Reportage

Réduire les risques pour les consommatrices de drogues injectables au Myanmar

06 février 2019

Dans la cité minière du nord du Myanmar où vit Hla Hla (le nom a été changé), les drogues sont faciles d’accès. Hla Hla a commencé à consommer des drogues lorsqu’elle était adolescente. Quelques années plus tard, un ami à elle, travailleur de proximité, l’accompagne dans un centre de consultation sans rendez-vous, où elle apprend qu’elle vit avec le VIH. Au départ, elle a peur de l’annoncer à son mari et à sa famille, et s’inquiète de ce que les autres vont penser.

L’histoire de Hla Hla n’est pas un cas unique. Dans l’État Kachin, une région du Myanmar, on estime à 21 000 le nombre de consommateurs de drogues injectables, dont deux sur cinq vivraient avec le VIH, selon les statistiques du gouvernement.

L’État Kachin est depuis longtemps aux prises avec des problèmes socioéconomiques, entre conflits, culture d’opium et consommation de drogues. Des travailleurs migrants viennent de tout le Myanmar et des pays voisins pour y travailler dans les mines de jade et d’ambre.

Des programmes de réduction des risques sont en place au Myanmar depuis plus de dix ans, notamment des programmes de distribution d’aiguilles et de seringues et de traitement de substitution aux opiacés, et le gouvernement a récemment renforcé son engagement et son soutien en faveur de la réduction des risques. Cependant, une récente vague de répression policière a donné lieu à une hausse des arrestations de consommateurs de drogues, limitant l’accès aux services et augmentant la stigmatisation et la discrimination.

Dans l’État Kachin, ainsi que dans l’État Shan au nord et dans la région de Sagaing, le projet phare sur le VIH/sida d’USAID (HIV/AIDS Flagship Project) axe son soutien aux programmes de réduction des risques sur la prestation de services de prévention et de traitement du VIH pour les consommateurs de drogues injectables. L’ONUSIDA apporte des conseils techniques au projet, qui est mis en œuvre par Community Partners International.

L’un des aspects abordés par le projet est l’absence de services de réduction des risques spécifiques aux femmes, pour les consommatrices de drogues injectables et les partenaires sexuelles des hommes qui consomment des drogues injectables. Dans ces régions, les femmes qui consomment des drogues injectables préfèrent souvent rester anonymes et se sentent généralement plus à l’aise avec des agents de santé féminins. L’un des partenaires d’exécution du programme, Médecins du Monde, a élaboré une initiative visant à élargir l’accès aux services pour les femmes, en réservant une journée par semaine exclusivement aux femmes dans son centre de consultation. L’ensemble de services spécifiques aux femmes inclut des services de santé sexuelle et reproductive, des conseils sur les violences sexistes et un service de planification familiale, en plus des services de réduction des risques assurés par des personnels féminins.

Quand Hla Hla se rend au centre de consultation, elle aime bien bavarder avec ses pairs. Alors qu’elle avait d’abord eu peur d’annoncer son statut à son mari, elle a fini par le faire lorsqu’il a évoqué l’idée d’avoir un enfant avec elle. L’incrédulité a cédé la place à l’acceptation et il a passé un test de dépistage du VIH.

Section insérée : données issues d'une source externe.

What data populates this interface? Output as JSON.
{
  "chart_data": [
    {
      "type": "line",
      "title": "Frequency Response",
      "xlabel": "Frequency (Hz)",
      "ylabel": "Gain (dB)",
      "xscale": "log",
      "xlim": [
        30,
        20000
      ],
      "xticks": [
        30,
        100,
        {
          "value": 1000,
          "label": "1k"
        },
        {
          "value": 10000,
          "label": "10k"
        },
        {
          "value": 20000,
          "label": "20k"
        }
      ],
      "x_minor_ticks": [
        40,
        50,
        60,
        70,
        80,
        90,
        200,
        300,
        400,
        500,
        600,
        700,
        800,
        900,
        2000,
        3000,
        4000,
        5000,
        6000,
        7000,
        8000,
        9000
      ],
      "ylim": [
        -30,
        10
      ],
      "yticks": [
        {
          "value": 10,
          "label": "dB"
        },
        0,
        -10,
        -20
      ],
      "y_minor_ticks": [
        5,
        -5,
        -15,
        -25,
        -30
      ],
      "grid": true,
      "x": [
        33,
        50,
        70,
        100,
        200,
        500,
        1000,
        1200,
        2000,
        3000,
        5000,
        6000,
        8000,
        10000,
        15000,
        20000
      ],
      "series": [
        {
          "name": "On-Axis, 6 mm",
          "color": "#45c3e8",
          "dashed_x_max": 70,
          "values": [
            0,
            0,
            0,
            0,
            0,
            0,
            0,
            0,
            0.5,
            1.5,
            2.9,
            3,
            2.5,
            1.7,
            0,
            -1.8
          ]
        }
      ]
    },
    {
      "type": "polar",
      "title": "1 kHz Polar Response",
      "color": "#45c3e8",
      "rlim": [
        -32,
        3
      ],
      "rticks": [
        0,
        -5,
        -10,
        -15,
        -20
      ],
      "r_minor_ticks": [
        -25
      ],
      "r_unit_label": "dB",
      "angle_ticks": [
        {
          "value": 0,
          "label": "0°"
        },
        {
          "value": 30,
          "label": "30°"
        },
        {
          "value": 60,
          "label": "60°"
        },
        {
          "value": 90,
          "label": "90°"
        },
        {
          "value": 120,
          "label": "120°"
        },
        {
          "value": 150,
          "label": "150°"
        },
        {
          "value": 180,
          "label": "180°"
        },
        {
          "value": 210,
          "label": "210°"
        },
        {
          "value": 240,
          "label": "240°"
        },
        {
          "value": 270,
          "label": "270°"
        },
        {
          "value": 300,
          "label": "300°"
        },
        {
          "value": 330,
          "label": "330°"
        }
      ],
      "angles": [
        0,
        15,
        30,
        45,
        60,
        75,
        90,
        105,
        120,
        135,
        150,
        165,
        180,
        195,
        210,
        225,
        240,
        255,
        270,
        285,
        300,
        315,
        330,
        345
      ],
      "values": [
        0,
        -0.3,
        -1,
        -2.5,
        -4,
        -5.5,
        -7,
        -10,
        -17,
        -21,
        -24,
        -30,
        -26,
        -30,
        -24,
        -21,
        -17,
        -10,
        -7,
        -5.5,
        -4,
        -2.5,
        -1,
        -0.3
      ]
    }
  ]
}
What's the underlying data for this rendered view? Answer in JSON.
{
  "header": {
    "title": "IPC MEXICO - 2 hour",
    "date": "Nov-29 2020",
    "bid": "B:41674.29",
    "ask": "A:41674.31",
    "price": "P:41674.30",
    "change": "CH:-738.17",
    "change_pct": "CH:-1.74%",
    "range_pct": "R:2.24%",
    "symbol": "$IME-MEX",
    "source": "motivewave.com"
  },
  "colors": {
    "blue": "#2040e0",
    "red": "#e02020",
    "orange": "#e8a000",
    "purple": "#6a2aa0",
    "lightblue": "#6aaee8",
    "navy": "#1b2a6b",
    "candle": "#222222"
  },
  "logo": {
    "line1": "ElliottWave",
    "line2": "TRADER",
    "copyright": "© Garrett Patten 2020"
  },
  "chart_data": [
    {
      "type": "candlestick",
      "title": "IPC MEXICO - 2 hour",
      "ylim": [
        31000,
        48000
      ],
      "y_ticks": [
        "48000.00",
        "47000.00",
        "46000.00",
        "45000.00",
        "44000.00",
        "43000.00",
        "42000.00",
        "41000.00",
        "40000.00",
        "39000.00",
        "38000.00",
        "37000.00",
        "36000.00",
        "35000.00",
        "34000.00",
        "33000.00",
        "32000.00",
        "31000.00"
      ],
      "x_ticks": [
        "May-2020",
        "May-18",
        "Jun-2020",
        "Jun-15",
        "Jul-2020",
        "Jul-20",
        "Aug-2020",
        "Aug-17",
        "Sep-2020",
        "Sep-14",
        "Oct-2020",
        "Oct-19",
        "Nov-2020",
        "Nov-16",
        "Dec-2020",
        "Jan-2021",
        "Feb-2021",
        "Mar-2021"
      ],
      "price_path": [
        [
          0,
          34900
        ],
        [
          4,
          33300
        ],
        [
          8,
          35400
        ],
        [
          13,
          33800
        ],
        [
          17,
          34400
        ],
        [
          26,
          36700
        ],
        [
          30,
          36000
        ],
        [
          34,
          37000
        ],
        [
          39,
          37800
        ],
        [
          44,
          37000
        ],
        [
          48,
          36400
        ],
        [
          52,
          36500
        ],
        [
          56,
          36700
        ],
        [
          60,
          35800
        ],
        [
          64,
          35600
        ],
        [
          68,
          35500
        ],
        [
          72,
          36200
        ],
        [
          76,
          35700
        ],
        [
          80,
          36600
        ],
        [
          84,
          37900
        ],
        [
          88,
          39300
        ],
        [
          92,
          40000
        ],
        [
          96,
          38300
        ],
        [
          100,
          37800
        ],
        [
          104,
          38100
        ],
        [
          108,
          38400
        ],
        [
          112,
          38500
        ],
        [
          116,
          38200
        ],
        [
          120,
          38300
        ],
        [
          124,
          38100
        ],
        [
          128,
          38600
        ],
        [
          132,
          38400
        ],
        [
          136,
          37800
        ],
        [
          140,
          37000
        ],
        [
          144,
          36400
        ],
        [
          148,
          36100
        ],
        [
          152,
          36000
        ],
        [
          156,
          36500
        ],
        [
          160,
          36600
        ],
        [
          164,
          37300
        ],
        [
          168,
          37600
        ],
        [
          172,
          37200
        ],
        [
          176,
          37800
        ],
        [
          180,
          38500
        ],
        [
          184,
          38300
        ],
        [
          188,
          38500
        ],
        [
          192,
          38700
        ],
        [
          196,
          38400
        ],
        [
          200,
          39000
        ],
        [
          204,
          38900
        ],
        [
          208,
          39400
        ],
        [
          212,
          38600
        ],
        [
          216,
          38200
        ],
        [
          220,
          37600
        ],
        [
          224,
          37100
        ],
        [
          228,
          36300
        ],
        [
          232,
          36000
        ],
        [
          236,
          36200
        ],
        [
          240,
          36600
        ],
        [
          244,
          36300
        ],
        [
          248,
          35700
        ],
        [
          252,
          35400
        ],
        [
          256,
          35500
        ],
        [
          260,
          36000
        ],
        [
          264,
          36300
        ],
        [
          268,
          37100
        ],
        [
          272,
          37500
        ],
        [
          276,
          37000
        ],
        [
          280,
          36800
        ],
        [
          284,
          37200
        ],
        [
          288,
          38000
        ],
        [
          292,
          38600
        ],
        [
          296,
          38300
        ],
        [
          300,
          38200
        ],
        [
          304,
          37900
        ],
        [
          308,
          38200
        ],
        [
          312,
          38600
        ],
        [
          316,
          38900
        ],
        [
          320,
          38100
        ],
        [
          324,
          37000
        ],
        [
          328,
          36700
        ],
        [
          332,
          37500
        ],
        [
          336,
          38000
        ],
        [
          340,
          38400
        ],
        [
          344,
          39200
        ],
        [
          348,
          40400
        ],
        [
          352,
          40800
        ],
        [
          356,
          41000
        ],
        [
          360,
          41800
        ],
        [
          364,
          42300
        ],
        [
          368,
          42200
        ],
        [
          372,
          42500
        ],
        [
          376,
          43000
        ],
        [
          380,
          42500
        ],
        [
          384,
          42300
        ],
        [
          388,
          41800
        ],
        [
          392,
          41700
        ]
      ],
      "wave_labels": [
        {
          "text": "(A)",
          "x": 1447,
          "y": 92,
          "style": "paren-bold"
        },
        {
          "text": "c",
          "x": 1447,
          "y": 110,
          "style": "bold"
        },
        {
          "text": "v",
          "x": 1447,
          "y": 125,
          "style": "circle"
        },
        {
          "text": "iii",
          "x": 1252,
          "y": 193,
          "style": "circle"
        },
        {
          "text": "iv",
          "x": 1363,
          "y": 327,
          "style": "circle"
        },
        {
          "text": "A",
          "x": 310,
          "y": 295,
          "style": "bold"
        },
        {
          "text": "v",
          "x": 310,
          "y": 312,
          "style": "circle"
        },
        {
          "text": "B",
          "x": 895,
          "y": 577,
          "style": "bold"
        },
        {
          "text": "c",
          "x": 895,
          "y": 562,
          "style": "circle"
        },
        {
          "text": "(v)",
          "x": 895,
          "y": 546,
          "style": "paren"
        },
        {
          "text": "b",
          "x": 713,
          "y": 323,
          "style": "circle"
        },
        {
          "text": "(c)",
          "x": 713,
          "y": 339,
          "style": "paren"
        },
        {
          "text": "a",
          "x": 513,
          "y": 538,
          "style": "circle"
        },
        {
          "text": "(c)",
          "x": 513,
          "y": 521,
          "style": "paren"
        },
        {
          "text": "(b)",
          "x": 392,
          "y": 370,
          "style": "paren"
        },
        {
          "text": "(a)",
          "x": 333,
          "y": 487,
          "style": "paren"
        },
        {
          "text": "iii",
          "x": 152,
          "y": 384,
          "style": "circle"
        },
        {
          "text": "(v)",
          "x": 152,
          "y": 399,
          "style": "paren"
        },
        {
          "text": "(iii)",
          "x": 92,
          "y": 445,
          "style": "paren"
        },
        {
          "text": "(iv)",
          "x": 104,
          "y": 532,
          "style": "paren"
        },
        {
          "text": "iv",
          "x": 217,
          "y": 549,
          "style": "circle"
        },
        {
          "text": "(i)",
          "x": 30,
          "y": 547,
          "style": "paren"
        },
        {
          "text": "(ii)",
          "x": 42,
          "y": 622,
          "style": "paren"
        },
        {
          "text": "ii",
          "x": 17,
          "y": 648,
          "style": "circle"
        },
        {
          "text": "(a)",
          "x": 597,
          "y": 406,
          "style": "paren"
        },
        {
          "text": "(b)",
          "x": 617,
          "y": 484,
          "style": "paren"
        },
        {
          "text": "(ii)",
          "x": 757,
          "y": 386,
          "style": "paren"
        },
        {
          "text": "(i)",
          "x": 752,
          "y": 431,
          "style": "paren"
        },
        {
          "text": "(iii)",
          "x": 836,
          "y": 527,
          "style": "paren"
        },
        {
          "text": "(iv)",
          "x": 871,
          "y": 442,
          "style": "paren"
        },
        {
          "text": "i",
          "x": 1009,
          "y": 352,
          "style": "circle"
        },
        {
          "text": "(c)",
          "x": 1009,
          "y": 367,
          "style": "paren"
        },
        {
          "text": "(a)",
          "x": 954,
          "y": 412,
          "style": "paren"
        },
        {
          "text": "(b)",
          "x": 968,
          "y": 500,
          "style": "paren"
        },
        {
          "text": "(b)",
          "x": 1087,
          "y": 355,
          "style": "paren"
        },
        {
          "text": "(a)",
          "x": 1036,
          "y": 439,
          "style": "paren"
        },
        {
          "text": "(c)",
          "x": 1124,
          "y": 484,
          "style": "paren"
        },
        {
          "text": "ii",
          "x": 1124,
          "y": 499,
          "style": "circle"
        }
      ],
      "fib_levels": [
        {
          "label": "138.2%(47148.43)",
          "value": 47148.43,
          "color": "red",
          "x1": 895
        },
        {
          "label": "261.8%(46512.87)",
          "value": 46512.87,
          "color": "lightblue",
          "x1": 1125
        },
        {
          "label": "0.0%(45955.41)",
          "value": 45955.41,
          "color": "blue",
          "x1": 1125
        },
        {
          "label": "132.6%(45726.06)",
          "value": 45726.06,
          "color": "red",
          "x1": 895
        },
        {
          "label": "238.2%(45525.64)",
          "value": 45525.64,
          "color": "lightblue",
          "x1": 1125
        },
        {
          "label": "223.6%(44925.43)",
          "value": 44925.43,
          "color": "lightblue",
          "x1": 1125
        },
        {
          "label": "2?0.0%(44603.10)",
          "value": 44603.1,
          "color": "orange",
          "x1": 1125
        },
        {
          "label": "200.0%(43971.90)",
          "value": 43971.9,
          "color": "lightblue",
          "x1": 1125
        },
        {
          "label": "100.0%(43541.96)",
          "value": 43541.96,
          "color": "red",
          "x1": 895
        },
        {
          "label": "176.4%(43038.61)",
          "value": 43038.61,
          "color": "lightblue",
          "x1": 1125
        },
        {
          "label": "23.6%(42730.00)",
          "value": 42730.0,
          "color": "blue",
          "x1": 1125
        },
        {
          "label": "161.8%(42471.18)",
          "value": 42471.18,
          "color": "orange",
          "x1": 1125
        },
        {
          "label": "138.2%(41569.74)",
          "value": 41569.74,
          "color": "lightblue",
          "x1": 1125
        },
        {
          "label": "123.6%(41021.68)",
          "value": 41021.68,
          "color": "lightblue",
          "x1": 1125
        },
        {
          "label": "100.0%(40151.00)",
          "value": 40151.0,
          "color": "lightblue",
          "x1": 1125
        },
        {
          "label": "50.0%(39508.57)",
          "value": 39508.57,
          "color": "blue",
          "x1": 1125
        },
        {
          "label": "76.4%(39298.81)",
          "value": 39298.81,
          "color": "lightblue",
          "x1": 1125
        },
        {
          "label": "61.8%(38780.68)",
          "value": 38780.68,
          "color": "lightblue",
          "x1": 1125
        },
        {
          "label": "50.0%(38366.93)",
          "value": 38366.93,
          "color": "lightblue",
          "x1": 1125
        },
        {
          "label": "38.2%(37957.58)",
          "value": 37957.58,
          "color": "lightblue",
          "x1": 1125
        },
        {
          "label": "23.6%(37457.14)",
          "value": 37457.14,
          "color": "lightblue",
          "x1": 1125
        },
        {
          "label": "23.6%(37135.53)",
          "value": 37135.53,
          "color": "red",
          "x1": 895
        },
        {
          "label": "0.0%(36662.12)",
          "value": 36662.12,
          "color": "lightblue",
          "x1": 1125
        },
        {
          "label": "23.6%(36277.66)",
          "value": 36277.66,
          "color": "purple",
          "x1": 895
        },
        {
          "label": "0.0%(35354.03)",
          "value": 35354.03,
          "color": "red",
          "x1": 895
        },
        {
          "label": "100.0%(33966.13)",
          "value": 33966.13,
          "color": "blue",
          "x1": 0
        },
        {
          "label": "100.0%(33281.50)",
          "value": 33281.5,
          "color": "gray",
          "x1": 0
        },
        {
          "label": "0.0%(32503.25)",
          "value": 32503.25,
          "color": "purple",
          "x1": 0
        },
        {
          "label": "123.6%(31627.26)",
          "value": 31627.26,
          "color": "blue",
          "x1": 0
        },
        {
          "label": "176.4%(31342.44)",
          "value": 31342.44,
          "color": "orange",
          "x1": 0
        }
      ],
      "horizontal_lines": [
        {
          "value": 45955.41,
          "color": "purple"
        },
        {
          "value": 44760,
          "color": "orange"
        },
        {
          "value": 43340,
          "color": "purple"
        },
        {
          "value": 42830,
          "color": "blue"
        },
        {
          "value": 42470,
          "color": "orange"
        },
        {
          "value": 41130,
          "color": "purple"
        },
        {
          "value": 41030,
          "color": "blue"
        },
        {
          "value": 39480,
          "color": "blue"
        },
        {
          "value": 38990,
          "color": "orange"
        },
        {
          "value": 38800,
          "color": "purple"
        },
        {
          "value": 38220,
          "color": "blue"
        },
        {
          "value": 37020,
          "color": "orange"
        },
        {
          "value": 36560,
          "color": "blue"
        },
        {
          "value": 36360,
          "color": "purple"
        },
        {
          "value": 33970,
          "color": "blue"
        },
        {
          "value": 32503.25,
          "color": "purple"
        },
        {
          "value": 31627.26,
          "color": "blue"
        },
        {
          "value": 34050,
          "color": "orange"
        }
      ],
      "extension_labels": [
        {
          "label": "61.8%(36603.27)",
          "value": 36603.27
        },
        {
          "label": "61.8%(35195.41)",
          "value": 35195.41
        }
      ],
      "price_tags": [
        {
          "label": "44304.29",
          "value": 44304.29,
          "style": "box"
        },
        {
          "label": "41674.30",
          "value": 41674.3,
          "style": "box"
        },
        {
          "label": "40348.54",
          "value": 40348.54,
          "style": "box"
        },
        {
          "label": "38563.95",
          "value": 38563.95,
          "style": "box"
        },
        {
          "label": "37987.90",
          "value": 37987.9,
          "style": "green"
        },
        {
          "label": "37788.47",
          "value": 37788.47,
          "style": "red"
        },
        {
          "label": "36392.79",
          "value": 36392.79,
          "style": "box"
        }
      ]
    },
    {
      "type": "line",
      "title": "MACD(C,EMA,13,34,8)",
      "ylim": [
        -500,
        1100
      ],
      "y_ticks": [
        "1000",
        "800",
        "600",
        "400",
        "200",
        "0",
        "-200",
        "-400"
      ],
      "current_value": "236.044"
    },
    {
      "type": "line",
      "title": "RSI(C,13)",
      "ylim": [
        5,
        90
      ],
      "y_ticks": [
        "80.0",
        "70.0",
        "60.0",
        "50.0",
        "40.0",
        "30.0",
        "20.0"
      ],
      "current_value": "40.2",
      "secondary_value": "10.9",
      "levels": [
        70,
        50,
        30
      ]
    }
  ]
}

« Le centre de consultation m’aide beaucoup, car maintenant je suis en bonne santé et je peux travailler, grâce au traitement antirétroviral. En plus, je suis très contente car mon mari est séronégatif au VIH. Je sais plus de choses sur la santé que je peux partager avec ma famille et mes amis », explique Hla Hla.

En plus de proposer des services de prévention et de traitement du VIH pour les consommatrices de drogues injectables, le HIV/AIDS Flagship Project d’USAID soutient des initiatives telles que les Comités locaux sur le sida, qui offrent une plateforme de sensibilisation communautaire concernant les risques pour la santé de la consommation de drogues et l’importance des programmes de réduction des risques.

Saw Yu Htwe est mère de trois enfants et membre du Comité local sur le sida. Quand l’un de ses enfants s’est mis à consommer des drogues, elle a compris que les consommateurs de drogues avaient besoin d’écoute et de soutien de la part de leur famille et de leur communauté. Elle est déterminée à aider les consommateurs de drogues en créant un environnement plus propice pour répondre à leurs besoins sanitaires et socioéconomiques.

« Les gens nous demandent pourquoi nous aidons les consommateurs de drogues, parce qu’ils pensent que ces personnes sont de mauvaises personnes. Les consommateurs de drogues sont aussi des êtres humains. Si nous, la communauté, ne changeons pas notre façon de penser et nos attitudes envers eux, notre région et notre pays ne pourront pas évoluer », estime Saw Yu Htwe.